Night Of The Living Dead 3D zmienia kultowe zakończenie (i jest do bani)
Night Of The Living Dead 3D zmienia kultowe zakończenie (i jest do bani)
Anonim

Night Of The Living Dead 3D zmienia słynne zakończenie oryginału - i jest do bani. Night Of The Living Dead to jeden z najbardziej przełomowych horrorów wszechczasów. Ten klasyk z 1968 roku wprowadził zombie, jakie znają dziś widzowie, ustanawiając zasady, takie jak strzały w głowę, które są jedynym sposobem, aby je powstrzymać. Dokumentalny reżyseria George'a A Romero, czarno-biała kinematografia i jej niesławne zakończenie to tylko niektóre z powodów, dla których stał się symbolem gatunku.

Niestety, producentom Night Of The Living Dead nie udało się prawidłowo ustawić praw autorskich do filmu, co doprowadziło do niekończącej się liczby oszustw. Romero ostatecznie napisał remake z 1990 roku tylko po to, aby zobaczyć pewne korzyści ze swojego dzieła. Romero napisał także i wyreżyserował kilka filmów kontynuacyjnych, w tym Dawn Of The Dead z 1978 roku. Od serii Resident Evil po The Walking Dead, nie można lekceważyć wpływu Night Of The Living Dead.
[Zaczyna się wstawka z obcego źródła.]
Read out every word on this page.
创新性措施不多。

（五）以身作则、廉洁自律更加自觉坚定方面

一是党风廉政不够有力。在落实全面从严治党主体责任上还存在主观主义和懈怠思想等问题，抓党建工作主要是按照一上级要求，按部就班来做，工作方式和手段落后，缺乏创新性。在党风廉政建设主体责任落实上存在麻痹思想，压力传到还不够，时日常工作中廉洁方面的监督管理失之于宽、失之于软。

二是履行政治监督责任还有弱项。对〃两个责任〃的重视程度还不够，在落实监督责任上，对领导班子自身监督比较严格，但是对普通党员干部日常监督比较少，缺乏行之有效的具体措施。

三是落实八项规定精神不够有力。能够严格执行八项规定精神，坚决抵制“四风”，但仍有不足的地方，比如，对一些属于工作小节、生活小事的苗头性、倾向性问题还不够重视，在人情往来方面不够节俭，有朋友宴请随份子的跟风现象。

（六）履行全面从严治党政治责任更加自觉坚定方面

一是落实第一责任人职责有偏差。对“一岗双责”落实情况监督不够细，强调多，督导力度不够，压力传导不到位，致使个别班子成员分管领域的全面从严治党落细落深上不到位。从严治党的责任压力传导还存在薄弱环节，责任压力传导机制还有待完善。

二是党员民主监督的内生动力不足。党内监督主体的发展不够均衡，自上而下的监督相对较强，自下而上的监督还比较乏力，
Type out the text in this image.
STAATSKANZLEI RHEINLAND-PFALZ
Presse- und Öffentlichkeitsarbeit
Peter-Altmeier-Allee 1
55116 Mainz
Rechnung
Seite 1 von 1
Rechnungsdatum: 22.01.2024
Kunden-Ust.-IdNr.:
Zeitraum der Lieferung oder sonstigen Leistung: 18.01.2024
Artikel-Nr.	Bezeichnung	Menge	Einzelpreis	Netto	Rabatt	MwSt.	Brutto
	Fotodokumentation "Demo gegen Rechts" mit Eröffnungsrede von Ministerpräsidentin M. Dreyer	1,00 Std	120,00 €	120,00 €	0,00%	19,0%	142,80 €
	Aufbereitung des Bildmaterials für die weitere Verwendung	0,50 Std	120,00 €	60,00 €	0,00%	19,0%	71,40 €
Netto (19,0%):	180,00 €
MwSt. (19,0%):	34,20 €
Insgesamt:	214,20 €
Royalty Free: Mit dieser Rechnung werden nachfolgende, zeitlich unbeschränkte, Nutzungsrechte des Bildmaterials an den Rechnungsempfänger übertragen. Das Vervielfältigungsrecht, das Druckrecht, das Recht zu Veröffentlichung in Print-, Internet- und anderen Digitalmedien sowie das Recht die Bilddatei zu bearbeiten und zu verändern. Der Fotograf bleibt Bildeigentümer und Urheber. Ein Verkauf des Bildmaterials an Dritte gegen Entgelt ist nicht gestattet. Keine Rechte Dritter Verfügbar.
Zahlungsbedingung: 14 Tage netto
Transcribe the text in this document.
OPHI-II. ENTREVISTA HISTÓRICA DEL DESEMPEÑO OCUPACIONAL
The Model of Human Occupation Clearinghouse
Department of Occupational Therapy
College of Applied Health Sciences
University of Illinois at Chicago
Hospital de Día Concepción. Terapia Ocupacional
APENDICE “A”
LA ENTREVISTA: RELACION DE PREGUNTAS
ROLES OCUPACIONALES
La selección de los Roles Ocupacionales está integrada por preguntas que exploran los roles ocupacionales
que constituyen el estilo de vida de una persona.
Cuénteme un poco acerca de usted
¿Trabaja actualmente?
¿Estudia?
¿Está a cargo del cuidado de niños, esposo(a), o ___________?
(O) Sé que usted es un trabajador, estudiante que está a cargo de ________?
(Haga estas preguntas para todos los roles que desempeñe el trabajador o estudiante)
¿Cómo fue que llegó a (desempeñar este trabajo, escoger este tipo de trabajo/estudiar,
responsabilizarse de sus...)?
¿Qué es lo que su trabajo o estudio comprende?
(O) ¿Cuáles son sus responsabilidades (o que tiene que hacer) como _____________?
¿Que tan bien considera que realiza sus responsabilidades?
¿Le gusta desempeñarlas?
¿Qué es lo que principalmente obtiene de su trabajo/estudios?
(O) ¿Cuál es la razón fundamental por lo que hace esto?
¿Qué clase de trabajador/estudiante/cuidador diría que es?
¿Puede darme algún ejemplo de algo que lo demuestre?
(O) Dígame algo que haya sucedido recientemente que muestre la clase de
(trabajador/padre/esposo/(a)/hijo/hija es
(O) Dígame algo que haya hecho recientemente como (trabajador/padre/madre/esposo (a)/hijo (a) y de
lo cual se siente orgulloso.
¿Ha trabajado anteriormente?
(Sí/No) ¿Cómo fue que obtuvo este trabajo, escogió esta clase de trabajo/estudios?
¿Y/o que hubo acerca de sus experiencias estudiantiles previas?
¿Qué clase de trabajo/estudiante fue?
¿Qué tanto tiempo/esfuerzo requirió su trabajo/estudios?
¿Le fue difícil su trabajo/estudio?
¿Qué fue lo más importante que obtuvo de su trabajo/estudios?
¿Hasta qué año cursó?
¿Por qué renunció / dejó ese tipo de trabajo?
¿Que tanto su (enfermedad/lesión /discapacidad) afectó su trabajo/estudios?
Kontynuuj przewijanie, aby kontynuować czytanie Kliknij przycisk poniżej, aby rozpocząć ten artykuł w trybie szybkiego podglądu.

Zacząć teraz

Jednym z najbardziej znanych elementów oryginalnej Night Of The Living Dead jest jej szokujące zakończenie. W ostatniej scenie Ben (Duane Jones) jest jedynym ocalałym z oblężenia. Słyszy grupę strzelającą do zombie na zewnątrz, ale kiedy wychodzi na zewnątrz, mylą Bena z zombie i strzelają mu w głowę; zostaje następnie rzucony na płonącą kupę ciał. Zakończenie jest nie tylko uderzeniem brzucha, ale ma też dodatkową wagę, ponieważ Ben był Afroamerykaninem, co było niezwykle rzadkie w filmie z tamtej epoki. Night Of The Living Dead 3D to remake z 2006 roku, który próbował zarobić na popularności zombie i mody 3D tamtych czasów i nadał historii bezzębne nowe zakończenie.

Night Of The Living Dead 3D opowiada tę samą podstawową historię z oryginału, z odnowionymi postaciami oryginalnych postaci, w tym nudną studencką wersją Bena. Film dodaje więcej krwi i seksu, a wątek poboczny ujawniający złowrogiego pogrzebowego Geralda (Sig Haig, 3 From Hell), jest w rzeczywistości tym, który ożywia zmarłych. Prowadzi to do starcia w garażu pełnym zombie, gdzie Gerald zostaje zjedzony, a Barbara i Ben ledwo wychodzą na zewnątrz. Mają broń z jedną kulą, a Barbara decyduje, że nie mogą uciec i prosi Bena, aby ją zabił. Wtedy zauważają, że Ben został przebity łyżką do opon - czego jakoś nie czuł - i zamienia się w zombie. Barbara strzela do niego, a potem drzwi garażu się otwierają; Barbara nie próbuje uciekać, gdy ją roi,i słychać jej krzyk, gdy ekran zamarza na dłoni zombie.

Night Of The Living Dead 3D to tani, ponury remake, który próbuje iść na czarny humor, ale oprócz ujmującego zwrotu Haiga, jest to slog. Dodając zniewagę do obrażeń, w niektórych scenach odtwarza klipy z oryginału w telewizji. To zakończenie nigdy nie przewyższyło surowego szoku filmu George'a Romero, ale nawet przy tych niskich oczekiwaniach jest do bani. Wersja Bena w remake'u nie jest bytem, ​​więc jego śmierć nie ma żadnego znaczenia, a decyzja Barbary, by nie startować, jest po prostu dziwna. Remake później otrzymał prequel z 2012 roku w Night Of The Living Dead 3D: Re-Animation, który jest jeszcze bardziej możliwy do pominięcia.